Posted to user@nutch.apache.org by Sunnyvale Fl <su...@gmail.com> on 2006/02/01 00:04:28 UTC

Re: adding meta to domain

kudos to the new wiki page - example on writing plugins!
so we don't currently have a plugin to add meta for 0.7.1 then?  since it
looks like it's a development plan for 0.8...
:)

On 1/31/06, Stefan Groschupf <sg...@media-style.com> wrote:
>
> http://issues.apache.org/jira/browse/NUTCH-192
>
> Am 31.01.2006 um 23:35 schrieb Vanderdray, Jacob:
>
> >       What's jira?  I'm actually in the process of writing a set of
> > plugins to process meta tags that you define in the nutch-site.xml
> > file,
> > so I'd be interested in reading about what's being worked on.
> >
> > Thanks,
> > Jake.
> >
> > -----Original Message-----
> > From: Stefan Groschupf [mailto:sg@media-style.com]
> > Sent: Tuesday, January 31, 2006 5:25 PM
> > To: nutch-user@lucene.apache.org
> > Subject: Re: adding meta to domain
> >
> > Meta data support is actually under developerment and come soon.
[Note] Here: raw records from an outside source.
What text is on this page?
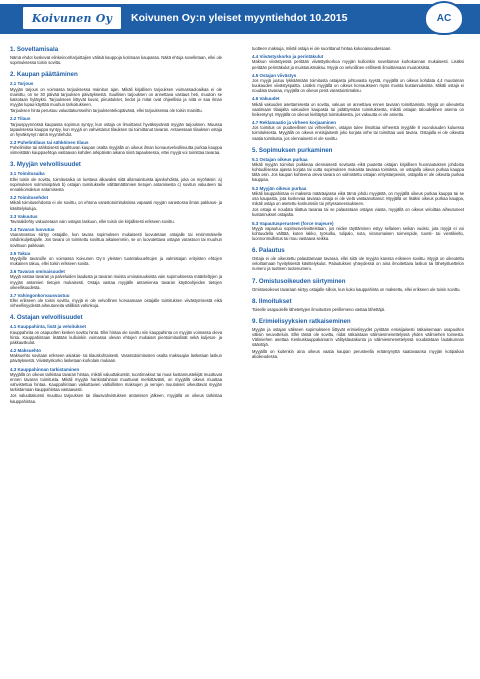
Koivunen Oy Koivunen Oy:n yleiset myyntiehdot 10.2015	AC
1. Soveltamisala
Nämä ehdot koskevat elinkeinonharjoittajien välisiä kauppoja kotimaan kaupassa. Näitä ehtoja sovelletaan, ellei ole sopimuksessa toisin sovittu.
2. Kaupan päättäminen
2.1 Tarjous
Myyjän tarjous on voimassa tarjouksessa mainitun ajan. Mikäli kirjallisen tarjouksen voimassaoloaikaa ei ole mainittu, on se 30 päivää tarjouksen päiväyksestä. Suullisen tarjouksen on annettava vastaus heti, muutoin se katsotaan hylätyksi. Tarjoukseen liittyvät kuvat, piirustukset, tiedot ja mitat ovat ohjeellisia ja niitä ei saa ilman myyjän lupaa käyttää muuhun tarkoitukseen.
Tarjouksen hinta perustuu valuuttakursseihin tarjouksentekopäivänä, ellei tarjouksessa ole toisin mainittu.
2.2 Tilaus
Tarjouspyynnössä kaupassa sopimus syntyy, kun ostaja on ilmoittanut hyväksyvänsä myyjän tarjouksen. Muussa tapauksessa kauppa syntyy, kun myyjä on vahvistanut tilauksen tai toimittanut tavaran. Antaessaan tilauksen ostaja on hyväksynyt nämä myyntiehdot.
2.3 Puhelintilaus tai sähköinen tilaus
Puhelimitse tai sähköisesti tapahtuvan kaupan osalta myyjällä on oikeus ilman korvausvelvollisuutta purkaa kauppa viimeistään kauppaehtoja vastaavan kahden arkipäivän aikana siinä tapauksessa, ettei myyjä voi toimittaa tavaraa.
3. Myyjän velvollisuudet
3.1 Toimitusaika
Ellei toisin ole sovittu, toimitusaika on luettava alkavaksi siitä allamainituista ajankohdista, joka on myöhäisin: a) sopimuksen solmimispäivä b) ostajan toimitukselle välttämättömien tietojen antamisesta c) sovitun valuuteen tai ennakkomaksun antamisesta
3.2 Toimitusehdot
Mikäli toimitusehdosta ei ole sovittu, on ehtona varastotoimituksissa vapaasti myyjän varastossa ilman pakkaus- ja käsittelykuluja.
3.3 Vakuutus
Tavarakilehty vakuutetaan vain ostajan laskuun, ellei toisin ole kirjallisesti erikseen sovittu.
3.4 Tavaran luovutus
Vaaranvastuu siirtyy ostajalle, kun tavara sopimuksen mukaisesti luovutetaan ostajalle tai ensimmäiselle rahdinkuljettajalle. Jos tavara on toimitettu sovittua aikaisemmin, se on luovutettava ostajan varastoon tai muuhun sovittuun paikkaan.
3.5 Takuu
Myydyille tavaroille on voimassa Koivunen Oy:n yleisten tuotetakuuehtojen ja valmistajan erityisten ehtojen mukainen takuu, ellei toisin erikseen sovita.
3.6 Tavaran ominaisuudet
Myyjä vastaa tavaran ja palveluiden laadusta ja tavaran muista ominaisuuksista vain sopimuksessa määriteltyjen ja myyjän antamien tietojen mukaisesti. Ostaja vastaa myyjälle antamiensa tavaran käyttöohjeiden tietojen oikeellisuudesta.
3.7 Vahingonkorvausvastuu
Ellei erikseen ole toisin sovittu, myyjä ei ole velvollinen korvaamaan ostajalle toimituksen viivästymisestä eikä virheellisyydestä aiheutuneita välillisiä vahinkoja.
4. Ostajan velvollisuudet
4.1 Kauppahinta, lisät ja veloitukset
Kauppahinta on osapuolten kesken sovittu hinta. Ellei hintaa ole sovittu niin kauppahinta on myyjän voimassa oleva hinta. Kauppahintaan lisätään kulloinkin voimassa olevan ehtojen mukaiset pientoimituslisät sekä kuljetus- ja pakkauskulut.
4.2 Maksuehto
Maksuehto sovitaan erikseen asiakas- tai tilauskohtaisesti. Varastotoimitusten osalta maksuajan lasketaan laskun päiväyksestä. Viivästyskorko lasketaan korkolain mukaan.
4.3 Kauppahinnan tarkistaminen
Myyjällä on oikeus tarkistaa tavaran hintaa, mikäli valuuttakurssit, tuontimaksut tai muut kustannustekijät muuttuvat ennen tavaran toimitusta. Mikäli myyjän hankintahinnat muuttuvat merkittävästi, on myyjällä oikeus muuttaa vahvistettua hintaa. Kauppahintaan vaikuttavien valtiollisten maksujen ja verojen muutokset oikeuttavat myyjän tarkistamaan kauppahintaa vastaavasti.
Jos valuuttakurssi muuttuu tarjouksen tai tilausvahvistuksen antamisen jälkeen, myyjällä on oikeus tarkistaa kauppahintaa.
tuotteen maksuja, mikäli ostaja ei ole suorittanut hintaa kokonaisuudessaan.
4.4 Viivästyskorko ja perintäkulut
Maksun viivästyessä peritään viivästyskorkoa myyjän kulloinkin soveltaman korkokannan mukaisesti. Lisäksi peritään perintäkulut ja muistutusmaksu. Myyjä on velvollinen erillisesti ilmoittamaan muutoksista.
4.5 Ostajan viivästys
Jos myyjä joutuu lykkäämään toimitusta ostajasta johtuvasta syystä, myyjällä on oikeus kohdata 4,4 muutaman kuukauden viivästyspaitta. Lisäksi myyjällä on oikeus korvaukseen myös muista kustannuksista. Mikäli ostaja ei noudata tavaraa, myyjällä on oikeus periä varastointimaksu.
4.6 Vakuudet
Mikäli vakuuden asettamisesta on sovittu, vakuus on annettava ennen tavaran toimittamista. Myyjä on oikeutettu vaatimaan tilaajalta vakuuden kaupasta tai pidättymään toimituksesta, mikäli ostajan taloudellinen asema on heikentynyt. Myyjällä on oikeus kieltäytyä toimituksesta, jos vakuutta ei ole annettu.
4.7 Reklamaatio ja virheen korjaaminen
Jos toimitus on puutteellinen tai virheellinen, ostajan tulee ilmoittaa virheestä myyjälle 8 vuorokauden kuluessa toimituksesta. Myyjällä on oikeus ensisijaisesti joko korjata virhe tai toimittaa uusi tavara. Ostajalla ei ole oikeutta vaatia toimitusta, jos olennaisesti ei ole sovittu.
5. Sopimuksen purkaminen
5.1 Ostajan oikeus purkaa
Mikäli myyjän toimitus poikkeaa olennaisesti sovitusta eikä puutetta ostajan kirjallisen huomautuksen johdosta kohtuullisessa ajassa korjata tai uutta sopimuksen mukaista tavaraa toimiteta, on ostajalla oikeus purkaa kauppa tältä osin. Jos kaupan kohteena oleva tavara on valmistettu ostajan erityistarpeisiin, ostajalla ei ole oikeutta purkaa kauppaa.
5.2 Myyjän oikeus purkaa
Mikäli kauppahintaa ei makseta määräajassa eikä tämä johdu myyjästä, on myyjällä oikeus purkaa kauppa tai se osa kaupasta, jota koskevaa tavaraa ostaja ei ole vielä vastaanottanut. Myyjällä on lisäksi oikeus purkaa kauppa, mikäli ostaja on asetettu konkurssiin tai yrityssaneeraukseen.
Jos ostaja ei noudata tilattua tavaraa tai se palautetaan ostajan viasta, myyjällä on oikeus veloittaa aiheutuneet kustannukset ostajalta.
5.3 Vapautusperusteet (force majeure)
Myyjä vapautuu sopimusvelvoitteistaan, jos niiden täyttäminen estyy sellaisen seikan vuoksi, jota myyjä ei voi kohtuudella välttää, kuten lakko, työsulku, tulipalo, sota, viranomaisen toimenpide, tuonti- tai vientikielto, luonnonmullistus tai muu vastaava seikka.
6. Palautus
Ostaja ei ole oikeutettu palauttamaan tavaraa, ellei siitä ole myyjän kanssa erikseen sovittu. Myyjä on oikeutettu veloittamaan hyvityksestä käsittelykulut. Palautuksen yhteydessä on aina ilmoitettava laskun tai lähetysluettelon numero ja tuotteen tuotenumero.
7. Omistusoikeuden siirtyminen
Omistusoikeus tavaraan siirtyy ostajalle silloin, kun koko kauppahinta on maksettu, ellei erikseen ole toisin sovittu.
8. Ilmoitukset
Toiselle osapuolelle lähetettyjen ilmoitusten perillemeno vastaa lähettäjä.
9. Erimielisyyksien ratkaiseminen
Myyjän ja ostajan väliseen sopimukseen liittyvät erimielisyydet pyritään ensisijaisesti ratkaisemaan osapuolten välisin neuvotteluin. Ellei tässä ole sovittu, riidat ratkaistaan välimiesmenettelyssä yhden välimiehen toimesta. Välimiehen asettaa Keskuskauppakamarin välityslautakunta ja välimiesmenettelyssä noudatetaan lautakunnan sääntöjä.
Myyjällä on kuitenkin aina oikeus vaatia kaupan perusteella erääntynyttä saatavaansa myyjän kotipaikan alioikeudessa.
See
> > jira for latest discussion.
> > In any case you can write already a index filter plugin, see the cool
> > fresh wiki documentation for that.
> >
> >
> > Am 31.01.2006 um 23:25 schrieb Sunnyvale Fl:
> >
> >> I need to add some meta data to the index at crawl time and I am
> >> wondering
> >> what is the best way to do it.  For example, for everything in site
> >> www.foo.com, I need to add a meta tag that says source=branchA, and
> >> for
> >> www.bar.com source=branchB.  These meta data are NOT directly
> >> available from
> >> the source content but can be found from a table lookup of key:URL to
> >> value:meta.  I am thinking I can write a plugin to index an
> >> additional meta
> >> field, but what would be the best way to tweak the crawler to do
> >> the table
> >> lookup?
> >
> >
>
>